Antonio Rocha Bonfim (Foto: Divulgação)
O casamento foi realizado no segundo sábado de um maio tranquilo. A igrejinha estava enfeitada com flores e os noivos demonstravam toda a felicidade que de fato sentiam. Eurico Lírio e Hilda Rosa formavam um belo casal; até mesmo os nomes – Lírio e Rosa – eram uma promessa de vida florida.

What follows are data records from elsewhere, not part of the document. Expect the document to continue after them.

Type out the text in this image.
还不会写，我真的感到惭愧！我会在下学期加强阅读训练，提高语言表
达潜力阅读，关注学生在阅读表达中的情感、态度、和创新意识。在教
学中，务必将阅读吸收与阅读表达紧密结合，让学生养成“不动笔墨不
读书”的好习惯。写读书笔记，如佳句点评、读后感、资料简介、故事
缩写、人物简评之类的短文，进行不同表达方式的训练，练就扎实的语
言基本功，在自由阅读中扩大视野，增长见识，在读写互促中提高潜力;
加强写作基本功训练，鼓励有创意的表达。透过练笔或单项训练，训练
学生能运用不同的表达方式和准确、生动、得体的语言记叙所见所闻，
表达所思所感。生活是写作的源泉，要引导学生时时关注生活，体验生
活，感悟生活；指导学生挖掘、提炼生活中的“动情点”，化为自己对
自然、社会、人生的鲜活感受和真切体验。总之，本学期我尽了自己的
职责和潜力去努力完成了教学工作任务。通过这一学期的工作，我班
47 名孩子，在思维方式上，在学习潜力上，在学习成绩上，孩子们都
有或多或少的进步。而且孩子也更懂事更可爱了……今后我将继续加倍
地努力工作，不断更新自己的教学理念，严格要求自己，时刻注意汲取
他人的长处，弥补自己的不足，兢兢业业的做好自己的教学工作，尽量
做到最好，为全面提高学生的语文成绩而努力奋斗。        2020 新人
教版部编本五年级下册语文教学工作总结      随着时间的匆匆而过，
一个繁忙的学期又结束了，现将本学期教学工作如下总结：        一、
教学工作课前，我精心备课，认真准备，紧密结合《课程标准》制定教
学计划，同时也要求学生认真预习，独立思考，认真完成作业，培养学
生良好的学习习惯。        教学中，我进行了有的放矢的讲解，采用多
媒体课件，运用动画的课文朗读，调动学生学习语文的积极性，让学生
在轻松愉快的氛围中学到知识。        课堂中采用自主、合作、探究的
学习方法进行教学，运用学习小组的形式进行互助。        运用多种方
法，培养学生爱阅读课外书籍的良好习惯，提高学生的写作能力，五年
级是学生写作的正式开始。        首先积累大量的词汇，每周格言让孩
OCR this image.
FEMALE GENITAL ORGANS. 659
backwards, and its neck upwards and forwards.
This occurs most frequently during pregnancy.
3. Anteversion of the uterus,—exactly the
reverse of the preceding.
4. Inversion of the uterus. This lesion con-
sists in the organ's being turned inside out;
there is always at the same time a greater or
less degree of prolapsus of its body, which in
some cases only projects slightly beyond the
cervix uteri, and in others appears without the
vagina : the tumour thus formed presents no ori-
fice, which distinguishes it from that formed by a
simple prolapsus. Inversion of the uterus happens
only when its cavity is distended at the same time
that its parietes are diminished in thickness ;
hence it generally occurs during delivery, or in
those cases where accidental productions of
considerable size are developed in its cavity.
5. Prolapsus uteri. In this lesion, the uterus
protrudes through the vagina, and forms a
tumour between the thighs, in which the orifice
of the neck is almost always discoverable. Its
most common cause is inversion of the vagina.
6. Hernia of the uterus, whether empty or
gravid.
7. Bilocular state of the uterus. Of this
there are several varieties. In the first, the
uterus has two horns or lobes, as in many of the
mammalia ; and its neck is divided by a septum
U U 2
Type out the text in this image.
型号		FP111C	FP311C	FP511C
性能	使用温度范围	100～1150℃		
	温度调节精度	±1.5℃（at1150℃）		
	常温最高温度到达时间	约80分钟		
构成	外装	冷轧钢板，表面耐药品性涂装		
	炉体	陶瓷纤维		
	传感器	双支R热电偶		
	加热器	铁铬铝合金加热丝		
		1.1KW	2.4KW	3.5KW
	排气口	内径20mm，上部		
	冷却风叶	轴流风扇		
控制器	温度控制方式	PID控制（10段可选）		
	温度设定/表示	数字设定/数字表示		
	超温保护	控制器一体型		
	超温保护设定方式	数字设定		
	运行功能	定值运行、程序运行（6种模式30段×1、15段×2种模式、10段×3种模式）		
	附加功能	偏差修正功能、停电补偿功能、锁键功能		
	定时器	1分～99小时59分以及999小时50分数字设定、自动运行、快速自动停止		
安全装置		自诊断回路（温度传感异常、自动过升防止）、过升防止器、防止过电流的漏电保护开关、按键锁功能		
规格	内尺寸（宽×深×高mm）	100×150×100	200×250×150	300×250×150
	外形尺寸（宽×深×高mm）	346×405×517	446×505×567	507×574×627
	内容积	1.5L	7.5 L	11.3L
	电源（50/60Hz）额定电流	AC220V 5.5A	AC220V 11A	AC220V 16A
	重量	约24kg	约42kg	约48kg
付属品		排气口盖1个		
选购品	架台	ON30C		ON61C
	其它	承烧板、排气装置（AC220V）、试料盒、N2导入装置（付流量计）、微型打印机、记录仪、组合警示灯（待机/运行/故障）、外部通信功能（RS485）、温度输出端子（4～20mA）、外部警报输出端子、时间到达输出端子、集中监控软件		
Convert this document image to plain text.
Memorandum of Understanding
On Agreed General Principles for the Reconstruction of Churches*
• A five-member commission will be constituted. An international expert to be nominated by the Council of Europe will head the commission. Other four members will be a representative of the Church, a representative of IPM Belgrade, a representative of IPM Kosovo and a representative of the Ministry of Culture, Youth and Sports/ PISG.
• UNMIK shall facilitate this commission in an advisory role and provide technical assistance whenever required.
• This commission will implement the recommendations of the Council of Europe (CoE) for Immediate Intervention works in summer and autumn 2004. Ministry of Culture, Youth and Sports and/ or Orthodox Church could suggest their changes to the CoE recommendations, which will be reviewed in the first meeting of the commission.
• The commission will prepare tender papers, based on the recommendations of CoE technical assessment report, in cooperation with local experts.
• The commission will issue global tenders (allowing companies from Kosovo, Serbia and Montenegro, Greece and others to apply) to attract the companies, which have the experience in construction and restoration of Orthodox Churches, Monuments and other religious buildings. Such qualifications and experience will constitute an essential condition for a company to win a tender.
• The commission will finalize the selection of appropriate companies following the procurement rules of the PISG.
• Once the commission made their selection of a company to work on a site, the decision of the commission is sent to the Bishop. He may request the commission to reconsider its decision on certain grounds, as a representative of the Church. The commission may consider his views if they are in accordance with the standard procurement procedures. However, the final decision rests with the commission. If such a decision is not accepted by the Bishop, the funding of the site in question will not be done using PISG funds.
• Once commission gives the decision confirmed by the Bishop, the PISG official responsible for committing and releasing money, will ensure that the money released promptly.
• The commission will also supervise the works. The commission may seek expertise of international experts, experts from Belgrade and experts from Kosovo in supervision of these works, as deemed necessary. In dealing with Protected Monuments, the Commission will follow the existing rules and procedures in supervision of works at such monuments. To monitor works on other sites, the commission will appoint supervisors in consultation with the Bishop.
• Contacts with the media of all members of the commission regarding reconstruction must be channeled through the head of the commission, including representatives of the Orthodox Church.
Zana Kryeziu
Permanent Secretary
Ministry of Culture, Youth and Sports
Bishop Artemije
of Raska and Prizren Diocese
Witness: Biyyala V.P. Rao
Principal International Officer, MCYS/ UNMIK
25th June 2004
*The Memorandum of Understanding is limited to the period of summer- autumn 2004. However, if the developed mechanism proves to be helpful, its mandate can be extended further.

Eurico Lírio – Rico, para os amigos – era o pescador mais afamado do lugar; não tinha dinheiro, era Rico de simpatia, de amigos e de retidão de caráter. Hilda Rosa era a moça mais bela de toda a região, além de ser a professora que ensinava os filhos de pescadores a ler e escrever e realizar as quatro operações fundamentais. Comentava-se pelo povoado que ambos haviam tirado a sorte grande com o casamento.
O jovem casal – ele, vinte anos de idade, ela, dezoito – foi morar em um antigo casarão do povoado. Costuma-se chamar lua de mel à viagem que se realiza no período pós-casamento, Eurico e Hilda não viajaram. Todo período imediatamente posterior ao casamento, com ou sem viagem, também é classificado como lua de mel. No que diz respeito a Rico e Hilda, viviam tão harmoniosamente que o povoado era unânime em afirmar: “A lua de mel desse casal será eterna.”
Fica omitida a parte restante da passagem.